When Ruth is alone on the ward and their baby goes into cardiac arrest, she is torn between her duty as a nurse and the hospital’s orders, and she hesitates to administer CPR because of this.

Within a short time, Ruth finds herself at the center of an investigation into the baby’s death. What hope does she have in a white public defender who has no idea what she is going through?

Acclaimed author Jodi Picoult delivers a heartbreaking look at humanity in her debut novel, Small Great Things.

Long Way Down, by Jason Reynolds

Long Way Down, by Jason Reynolds

Readers of books such as The Hate U Give are likely to enjoy Long Way Down by author Jason Reynolds, who has been cited as an inspiration by Angie Thomas.

As Will rides the elevator down from his 8th-floor apartment, he decides whether or not to take revenge on the man responsible for his Brother’s murder in one minute-long poetic burst.

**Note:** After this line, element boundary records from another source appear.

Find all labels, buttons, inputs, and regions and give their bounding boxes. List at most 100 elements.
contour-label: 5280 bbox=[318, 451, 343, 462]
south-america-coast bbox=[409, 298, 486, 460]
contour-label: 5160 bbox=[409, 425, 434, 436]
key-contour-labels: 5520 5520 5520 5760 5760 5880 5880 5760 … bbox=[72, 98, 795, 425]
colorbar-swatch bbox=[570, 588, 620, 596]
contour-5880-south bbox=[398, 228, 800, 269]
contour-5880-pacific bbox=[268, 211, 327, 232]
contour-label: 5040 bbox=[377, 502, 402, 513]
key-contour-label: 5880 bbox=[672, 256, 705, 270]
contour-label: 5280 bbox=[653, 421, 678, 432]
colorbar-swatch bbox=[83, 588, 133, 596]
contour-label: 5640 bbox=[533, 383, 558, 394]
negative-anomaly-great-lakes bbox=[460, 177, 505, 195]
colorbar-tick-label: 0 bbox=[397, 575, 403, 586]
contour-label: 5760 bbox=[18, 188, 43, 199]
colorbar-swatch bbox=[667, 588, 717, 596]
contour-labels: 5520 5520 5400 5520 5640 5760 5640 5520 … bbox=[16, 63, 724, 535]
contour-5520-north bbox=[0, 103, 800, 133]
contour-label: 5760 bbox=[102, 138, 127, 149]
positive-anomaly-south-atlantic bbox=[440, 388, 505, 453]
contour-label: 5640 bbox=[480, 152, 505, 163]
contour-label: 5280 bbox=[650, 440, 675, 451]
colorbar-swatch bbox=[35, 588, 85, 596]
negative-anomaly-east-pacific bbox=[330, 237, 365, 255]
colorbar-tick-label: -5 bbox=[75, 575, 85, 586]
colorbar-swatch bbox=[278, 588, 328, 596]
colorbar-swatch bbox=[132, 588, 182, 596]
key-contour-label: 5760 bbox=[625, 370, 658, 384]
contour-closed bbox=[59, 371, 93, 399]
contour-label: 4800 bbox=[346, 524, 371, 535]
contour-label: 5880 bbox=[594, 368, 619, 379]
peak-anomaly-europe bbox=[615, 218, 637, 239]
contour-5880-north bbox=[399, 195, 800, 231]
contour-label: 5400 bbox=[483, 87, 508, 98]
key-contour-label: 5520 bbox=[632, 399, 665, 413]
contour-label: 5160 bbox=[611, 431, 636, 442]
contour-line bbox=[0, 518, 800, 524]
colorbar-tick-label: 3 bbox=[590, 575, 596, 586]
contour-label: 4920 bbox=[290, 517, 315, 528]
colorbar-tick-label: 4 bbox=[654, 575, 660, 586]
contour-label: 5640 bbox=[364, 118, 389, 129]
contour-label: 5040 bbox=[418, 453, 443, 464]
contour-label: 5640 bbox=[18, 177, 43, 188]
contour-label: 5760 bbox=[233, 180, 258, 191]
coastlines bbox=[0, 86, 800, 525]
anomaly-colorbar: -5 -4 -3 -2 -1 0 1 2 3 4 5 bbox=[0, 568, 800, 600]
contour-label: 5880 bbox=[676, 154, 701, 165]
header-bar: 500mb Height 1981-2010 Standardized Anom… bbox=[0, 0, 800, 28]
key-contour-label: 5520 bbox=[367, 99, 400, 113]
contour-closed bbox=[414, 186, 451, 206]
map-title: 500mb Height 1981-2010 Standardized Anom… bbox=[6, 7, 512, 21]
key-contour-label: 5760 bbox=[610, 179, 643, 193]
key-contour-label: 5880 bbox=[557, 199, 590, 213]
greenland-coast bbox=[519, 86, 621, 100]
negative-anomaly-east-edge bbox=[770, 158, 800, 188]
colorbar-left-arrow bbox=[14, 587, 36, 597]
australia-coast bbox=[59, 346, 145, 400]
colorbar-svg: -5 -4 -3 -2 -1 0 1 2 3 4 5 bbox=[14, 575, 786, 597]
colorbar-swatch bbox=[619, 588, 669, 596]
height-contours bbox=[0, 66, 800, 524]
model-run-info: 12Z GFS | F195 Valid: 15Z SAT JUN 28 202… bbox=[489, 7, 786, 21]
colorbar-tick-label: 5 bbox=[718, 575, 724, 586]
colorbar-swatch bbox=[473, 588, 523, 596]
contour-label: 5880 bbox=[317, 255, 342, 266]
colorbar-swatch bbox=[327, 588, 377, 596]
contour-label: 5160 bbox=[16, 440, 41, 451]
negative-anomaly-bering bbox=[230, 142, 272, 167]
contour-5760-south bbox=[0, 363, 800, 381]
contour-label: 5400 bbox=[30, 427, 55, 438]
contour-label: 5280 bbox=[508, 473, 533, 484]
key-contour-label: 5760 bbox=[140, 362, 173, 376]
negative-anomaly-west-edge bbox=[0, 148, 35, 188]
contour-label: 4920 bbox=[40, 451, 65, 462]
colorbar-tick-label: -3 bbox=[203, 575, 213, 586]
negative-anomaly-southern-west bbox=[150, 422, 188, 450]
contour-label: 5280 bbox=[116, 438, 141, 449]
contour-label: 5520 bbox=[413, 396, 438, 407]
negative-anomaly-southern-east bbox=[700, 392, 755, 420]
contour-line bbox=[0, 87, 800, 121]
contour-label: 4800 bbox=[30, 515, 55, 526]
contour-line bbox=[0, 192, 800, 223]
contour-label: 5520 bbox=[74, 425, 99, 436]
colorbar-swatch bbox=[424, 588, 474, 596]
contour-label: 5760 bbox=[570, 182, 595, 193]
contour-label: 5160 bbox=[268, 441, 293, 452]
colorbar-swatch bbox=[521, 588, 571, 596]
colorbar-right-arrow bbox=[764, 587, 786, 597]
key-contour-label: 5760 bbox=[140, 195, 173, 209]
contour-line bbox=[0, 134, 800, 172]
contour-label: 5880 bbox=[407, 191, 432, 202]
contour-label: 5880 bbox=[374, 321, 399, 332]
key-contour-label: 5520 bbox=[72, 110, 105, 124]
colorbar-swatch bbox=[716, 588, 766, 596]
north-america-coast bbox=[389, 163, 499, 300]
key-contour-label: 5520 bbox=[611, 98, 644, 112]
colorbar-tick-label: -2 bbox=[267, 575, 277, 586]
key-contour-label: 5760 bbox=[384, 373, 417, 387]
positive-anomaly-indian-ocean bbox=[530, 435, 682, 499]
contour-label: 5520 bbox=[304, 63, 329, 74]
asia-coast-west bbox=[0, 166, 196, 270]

Each floor of the elevator brings a new person who is somehow connected to him and his brother, reshaping his decision-making process.

Long Way Down is a literary work of art that engages the reader on many levels and offers a unique vantage point on a difficult subject. To explore the themes of duty, honor, and revenge as they relate to the senseless killings perpetrated by teenagers using guns, Reynolds goes in search of the truth about this epidemic.

Speak, by Laurie Halse Anderson

Mental health issues such as post-traumatic stress disorder (PTSD) and sexual assault trauma are also addressed in Speak. At a summer party, Melinda Sordino meets Andy Evans, a charming high school senior, just as she is about to begin her freshman year of high school.

Andy rapes Melinda at that party.

It is difficult for Melinda to express what happened to her or even how she is feeling, so she retreats into her own thoughts and avoids interacting with others.

In the eyes of her parents, teachers, and peers, her silence is a way to get attention, which only worsens her feelings of loneliness. Is David Patrakis going to be the catalyst that finally gets Melinda to speak up? Mr. Freeman, her beloved art teacher? Or what if Andy begins a new relationship?

As she examines the effects of trauma and the ways in which victims are treated, Laurie Halse Anderson takes us on a harrowing journey. Those looking for more books like The Hate U Give will find much to be moved by in Speak, which depicts the fear and personal strength that go into speaking up and the devastating consequences of not doing so.